Musique

"Les cris restent : le rap belge se serre les coudes      

3 min.
(c)Najib Chairi - CVB
(c)Najib Chairi - CVB
Julien Marteleur

Julien Marteleur

Tout commence sur les réseaux sociaux, au mois de janvier dernier : Ypsos, vieux briscard de la scène rap bruxelloise, retourne dans le passé en diffusant sur sa page Facebook "11'30'' contre les lois racistes", morceau collectif emblématique du hip-hop français datant de 1997. Ce titre, fruit d'un contexte politique houleux et rassemblant une quinzaine d'artistes, voulait dénoncer le durcissement des "lois de fer" établies en France par les ministres Pasqua et Debré, durant lesquelles les violences policières se sont multipliées. "J'étais nostalgique musicalement, de cet esprit de famille, de ce travail d'équipe qui caractérise le rap de l'époque et qu'on ne retrouve plus aujourd'hui, raconte Ypsos.

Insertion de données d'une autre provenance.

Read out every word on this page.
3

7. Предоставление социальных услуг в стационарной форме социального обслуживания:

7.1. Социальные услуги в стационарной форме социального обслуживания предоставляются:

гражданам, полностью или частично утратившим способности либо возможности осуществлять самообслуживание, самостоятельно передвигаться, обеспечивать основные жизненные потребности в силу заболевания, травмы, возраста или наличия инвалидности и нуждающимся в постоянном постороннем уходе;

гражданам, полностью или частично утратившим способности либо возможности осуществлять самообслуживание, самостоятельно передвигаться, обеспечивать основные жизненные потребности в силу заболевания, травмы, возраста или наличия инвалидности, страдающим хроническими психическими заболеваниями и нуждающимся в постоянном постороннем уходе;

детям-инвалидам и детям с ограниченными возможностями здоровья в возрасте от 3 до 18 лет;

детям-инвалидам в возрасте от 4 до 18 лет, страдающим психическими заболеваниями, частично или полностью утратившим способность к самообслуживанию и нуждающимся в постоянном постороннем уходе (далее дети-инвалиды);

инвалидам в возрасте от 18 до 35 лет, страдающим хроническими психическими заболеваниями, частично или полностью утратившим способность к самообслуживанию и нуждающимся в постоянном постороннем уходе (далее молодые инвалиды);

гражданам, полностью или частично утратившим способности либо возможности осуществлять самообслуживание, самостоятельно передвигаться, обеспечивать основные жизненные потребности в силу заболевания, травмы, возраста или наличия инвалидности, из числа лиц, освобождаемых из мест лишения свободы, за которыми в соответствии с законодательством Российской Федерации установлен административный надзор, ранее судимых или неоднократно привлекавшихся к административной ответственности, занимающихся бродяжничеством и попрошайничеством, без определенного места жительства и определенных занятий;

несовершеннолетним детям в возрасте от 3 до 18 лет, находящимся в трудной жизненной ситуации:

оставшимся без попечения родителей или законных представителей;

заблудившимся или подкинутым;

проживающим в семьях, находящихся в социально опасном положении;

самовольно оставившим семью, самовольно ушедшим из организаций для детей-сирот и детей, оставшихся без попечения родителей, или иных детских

Je me suis demandé s'il était possible de retrouver cet esprit en 2020, d'autant que ce type de questions sociales est toujours d'actualité, chez nous ou ailleurs." 40 MC’s (pour Master of Ceremony ou Microphone Controller) flamands, wallons et bruxellois, répondent à cet appel informel. Durant trois jours, ils vont se retrouver en studio pour laisser leur marque dans l'histoire du rap belge.

Sans artifices
Proche d'Ypsos et du milieu du rap en général, le réalisateur Najib Chairi veut lui aussi participer. Au lieu de micro, il embarque sa caméra pour immortaliser cette session d'enregistrement inédite. Cela donnera "Les cris restent", un documentaire qui prend le contrepied du making-of traditionnel. "D'habitude, quand un documentaire du même genre est réalisé, ce sont les artistes qui sont mis en avant. Il y a un aspect promotionnel auquel je voulais à tout prix échapper, raconte Najib Chairi. Ce qui m'intéressait, c'était de mettre l'accent sur ce que ces 40 hommes et femmes avaient à se dire, je voulais que ma caméra stimule l'échange artistique. Chacun pouvait rebondir sur ce que l'autre disait, à l'instar des sessions 'freestyle' qui sont la marque de fabrique du hip-hop."
Le résultat est organique, sans pour autant paraître brouillon. Dénuées d'artifices, les images lèvent un coin du voile sur les états d'âme, inquiétudes et revendications des protagonistes. Volontairement, le documentaire n'offre aucune indication sur l'identité des artistes qui prennent la parole. "Les stars de ce documentaire, ce sont les mots, pas les visages. Avec les artistes, nous avons essentiellement travaillé les questions que j'allais leur poser, pour que le propos colle au plus près de la réalité qu'ils vivent au quotidien", explique le réalisateur.

Le collectif avant tout
Ce qui ressort avant tout dans "Les cris restent", c'est cette envie de retrouver un esprit de collectivité, sentiment semble-t-il partagé par l'ensemble de la scène hip-hop belge. "Aujourd'hui, tout le monde crée dans son coin. Travailler à plusieurs, ça permet de sublimer l'identification individuelle, résume un rappeur verviétois. Cela permet de se réunir sous une bannière commune, de mieux se comprendre, de créer des ponts plutôt que des barrières. C'est ce qu'on doit privilégier aujourd'hui : les connections plutôt que les tensions. Impossible de se connecter sans dialoguer". "Des rivalités entre quartiers sont tombées grâce à la musique. Ce type de projet montre que nous ne sommes pas si différents les uns des autres, avance un MC bruxellois. Il faut que les jeunes se rendent compte que le travail en collectif, artistique ou autre, peut les reconnecter avec la société qui les entoure, tout en leur ouvrant une fenêtre de réflexion."
Encore trop largement considéré comme une "sous-culture", le rap belge n'a plus envie de se cacher. "On a des choses à dire et on nous a souvent fait des procès d'intention, appuie Ypsos. C'est facile de dire qu'on ne pense qu'à tout péter, mais il ne faut pas pour autant croire qu'on oublie ce qu'il faut reconstruire derrière. Et puis, ce n'est pas parce que tu ne connais pas Rimbaud ou Baudelaire que tu n'as rien à dire ou que ta plume ne mérite pas d'être lue." "Les cris restent" est un plaidoyer pour l'action et le mouvement. "Sur les réseaux sociaux, on ressent surtout un sentiment de fatalisme, d'inaction, déplore Najib Chairi. Les gens se plaignent que c'était mieux avant, qu'il faudrait que ça change, etc. Ce morceau, ce documentaire sont la preuve que si on en a vraiment envie, on peut recréer à sa manière une ambiance, un univers qu'on croyait perdus pour toujours."